Wednesday, May 14, 2008
War on terror trial resumes in Italy
Wouldn't that be a kick, if Italy forces the United States to face its recent path of international activities that violate Western standards of legality and decency? This question has arisen because an Italian judge ruled today that Italy's premier, Silvio Berlusconi, will testify in the trial of 26 U.S. residents accused of kidnapping in a CIA operation. The U.S. residents are believed to be CIA agents. The case, the first in the world involving the CIA's extraordinary rendition program, a Bush administration invention that allows the United States to kidnap foreign nationals in other countries and transport them to places that allow torture, concerns the 2003 disappearance of Egyptian cleric Osama Moustafa Hassan Nasr, who disappeared from a Milan street.
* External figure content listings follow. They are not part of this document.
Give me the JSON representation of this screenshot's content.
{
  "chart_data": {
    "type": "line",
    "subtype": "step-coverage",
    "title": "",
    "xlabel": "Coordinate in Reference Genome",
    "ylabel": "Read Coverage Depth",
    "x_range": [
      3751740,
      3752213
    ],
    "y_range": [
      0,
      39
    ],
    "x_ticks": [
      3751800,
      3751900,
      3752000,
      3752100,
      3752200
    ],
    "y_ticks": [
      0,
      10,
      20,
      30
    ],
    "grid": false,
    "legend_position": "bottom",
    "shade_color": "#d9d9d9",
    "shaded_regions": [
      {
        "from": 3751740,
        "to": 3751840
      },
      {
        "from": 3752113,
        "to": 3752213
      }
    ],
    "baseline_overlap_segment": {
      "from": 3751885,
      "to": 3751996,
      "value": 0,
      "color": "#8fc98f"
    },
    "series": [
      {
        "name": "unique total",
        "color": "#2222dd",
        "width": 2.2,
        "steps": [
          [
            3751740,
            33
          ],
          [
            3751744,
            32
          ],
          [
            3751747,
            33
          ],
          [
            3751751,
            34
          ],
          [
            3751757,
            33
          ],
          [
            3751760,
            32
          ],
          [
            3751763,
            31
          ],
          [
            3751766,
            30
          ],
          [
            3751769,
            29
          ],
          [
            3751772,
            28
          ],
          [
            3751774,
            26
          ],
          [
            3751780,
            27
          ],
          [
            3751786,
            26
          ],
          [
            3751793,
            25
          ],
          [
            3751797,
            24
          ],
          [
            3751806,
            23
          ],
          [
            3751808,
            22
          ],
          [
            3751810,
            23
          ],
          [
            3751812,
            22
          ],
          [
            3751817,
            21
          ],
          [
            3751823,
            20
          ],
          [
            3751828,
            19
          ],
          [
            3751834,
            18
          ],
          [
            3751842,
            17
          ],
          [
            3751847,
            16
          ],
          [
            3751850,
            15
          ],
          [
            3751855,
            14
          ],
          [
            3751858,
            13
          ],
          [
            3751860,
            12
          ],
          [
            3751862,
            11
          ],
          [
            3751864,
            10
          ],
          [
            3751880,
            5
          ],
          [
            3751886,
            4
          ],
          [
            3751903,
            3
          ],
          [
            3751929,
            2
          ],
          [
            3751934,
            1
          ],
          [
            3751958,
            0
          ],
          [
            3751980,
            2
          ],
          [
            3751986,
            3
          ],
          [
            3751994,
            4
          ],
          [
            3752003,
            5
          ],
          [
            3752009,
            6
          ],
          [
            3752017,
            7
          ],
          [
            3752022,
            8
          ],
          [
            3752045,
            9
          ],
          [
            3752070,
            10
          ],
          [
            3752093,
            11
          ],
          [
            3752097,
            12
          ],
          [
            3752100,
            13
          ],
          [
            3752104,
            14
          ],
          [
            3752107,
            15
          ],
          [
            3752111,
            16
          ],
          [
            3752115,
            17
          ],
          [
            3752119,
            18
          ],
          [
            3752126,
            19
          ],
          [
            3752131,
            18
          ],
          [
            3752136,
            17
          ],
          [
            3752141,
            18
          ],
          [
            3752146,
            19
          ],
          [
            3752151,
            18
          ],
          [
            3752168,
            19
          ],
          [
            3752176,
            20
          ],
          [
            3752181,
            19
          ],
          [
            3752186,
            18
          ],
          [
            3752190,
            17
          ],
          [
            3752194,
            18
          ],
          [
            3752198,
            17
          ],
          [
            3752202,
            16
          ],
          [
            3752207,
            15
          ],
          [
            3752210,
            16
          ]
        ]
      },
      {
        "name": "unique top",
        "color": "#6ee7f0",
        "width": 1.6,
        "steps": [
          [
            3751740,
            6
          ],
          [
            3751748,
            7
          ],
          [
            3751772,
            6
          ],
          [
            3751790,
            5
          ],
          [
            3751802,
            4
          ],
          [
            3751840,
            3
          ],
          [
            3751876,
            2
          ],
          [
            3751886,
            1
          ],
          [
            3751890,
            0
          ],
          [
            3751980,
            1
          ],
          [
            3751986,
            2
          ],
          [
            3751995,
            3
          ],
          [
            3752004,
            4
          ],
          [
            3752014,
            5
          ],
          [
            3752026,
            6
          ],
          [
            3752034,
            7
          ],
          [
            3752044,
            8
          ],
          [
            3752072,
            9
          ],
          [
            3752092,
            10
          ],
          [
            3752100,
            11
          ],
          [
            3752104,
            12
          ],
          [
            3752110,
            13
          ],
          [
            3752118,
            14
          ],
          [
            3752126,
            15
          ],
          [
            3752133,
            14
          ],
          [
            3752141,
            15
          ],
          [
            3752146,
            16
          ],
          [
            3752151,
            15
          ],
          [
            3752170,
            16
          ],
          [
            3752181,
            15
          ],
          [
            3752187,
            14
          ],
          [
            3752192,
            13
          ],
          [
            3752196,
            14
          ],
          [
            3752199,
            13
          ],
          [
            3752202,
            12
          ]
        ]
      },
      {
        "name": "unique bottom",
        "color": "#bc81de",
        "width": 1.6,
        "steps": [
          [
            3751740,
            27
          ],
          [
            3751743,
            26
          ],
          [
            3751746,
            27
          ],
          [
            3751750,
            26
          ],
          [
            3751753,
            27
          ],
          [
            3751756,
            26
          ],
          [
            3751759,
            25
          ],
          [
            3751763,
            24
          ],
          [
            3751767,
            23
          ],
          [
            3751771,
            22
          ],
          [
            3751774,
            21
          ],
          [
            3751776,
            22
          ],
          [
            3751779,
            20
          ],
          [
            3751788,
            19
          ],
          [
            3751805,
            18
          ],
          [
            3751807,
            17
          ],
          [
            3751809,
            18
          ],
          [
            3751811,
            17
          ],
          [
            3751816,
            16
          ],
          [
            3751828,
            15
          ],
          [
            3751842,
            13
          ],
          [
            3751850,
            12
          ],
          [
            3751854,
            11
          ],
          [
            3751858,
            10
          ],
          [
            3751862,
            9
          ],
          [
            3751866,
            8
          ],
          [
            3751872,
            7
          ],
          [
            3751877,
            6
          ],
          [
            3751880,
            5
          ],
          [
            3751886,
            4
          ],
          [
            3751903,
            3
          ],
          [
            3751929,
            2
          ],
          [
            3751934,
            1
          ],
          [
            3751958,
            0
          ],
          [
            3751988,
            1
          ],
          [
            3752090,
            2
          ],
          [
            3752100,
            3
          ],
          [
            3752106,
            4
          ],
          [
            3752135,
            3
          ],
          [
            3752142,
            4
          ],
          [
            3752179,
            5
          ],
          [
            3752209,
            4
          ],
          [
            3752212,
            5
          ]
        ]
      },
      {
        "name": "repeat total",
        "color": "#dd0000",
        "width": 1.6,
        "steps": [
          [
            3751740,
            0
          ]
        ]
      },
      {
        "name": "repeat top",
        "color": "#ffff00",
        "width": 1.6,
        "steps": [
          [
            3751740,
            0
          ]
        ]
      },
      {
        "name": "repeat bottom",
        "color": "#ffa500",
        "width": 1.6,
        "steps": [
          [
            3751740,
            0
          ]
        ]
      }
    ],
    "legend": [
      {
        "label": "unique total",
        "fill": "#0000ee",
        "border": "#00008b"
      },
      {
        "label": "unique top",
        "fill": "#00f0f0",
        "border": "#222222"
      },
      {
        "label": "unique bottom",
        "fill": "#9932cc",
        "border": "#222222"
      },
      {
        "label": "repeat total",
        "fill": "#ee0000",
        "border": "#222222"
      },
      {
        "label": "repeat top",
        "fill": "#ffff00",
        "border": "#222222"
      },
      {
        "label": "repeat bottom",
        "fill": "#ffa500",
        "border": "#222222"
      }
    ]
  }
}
Nasr was under investigation in Italy for suspicion of involvement in international terrorism at the time of his disappearance. Prosecutors in Italy say Nasr, also known as Abu Omar, was transferred to U.S. bases in Italy and Germany before being imprisoned in Egypt for four years. He was released last year, and claims he was tortured. Judge Oscar Magi approved the calling of former Premier Romano Prodi and senior officials from both Berlusconi's and Prodi's past governments. The U.S. suspects are still in the United States and are being tried in absentia.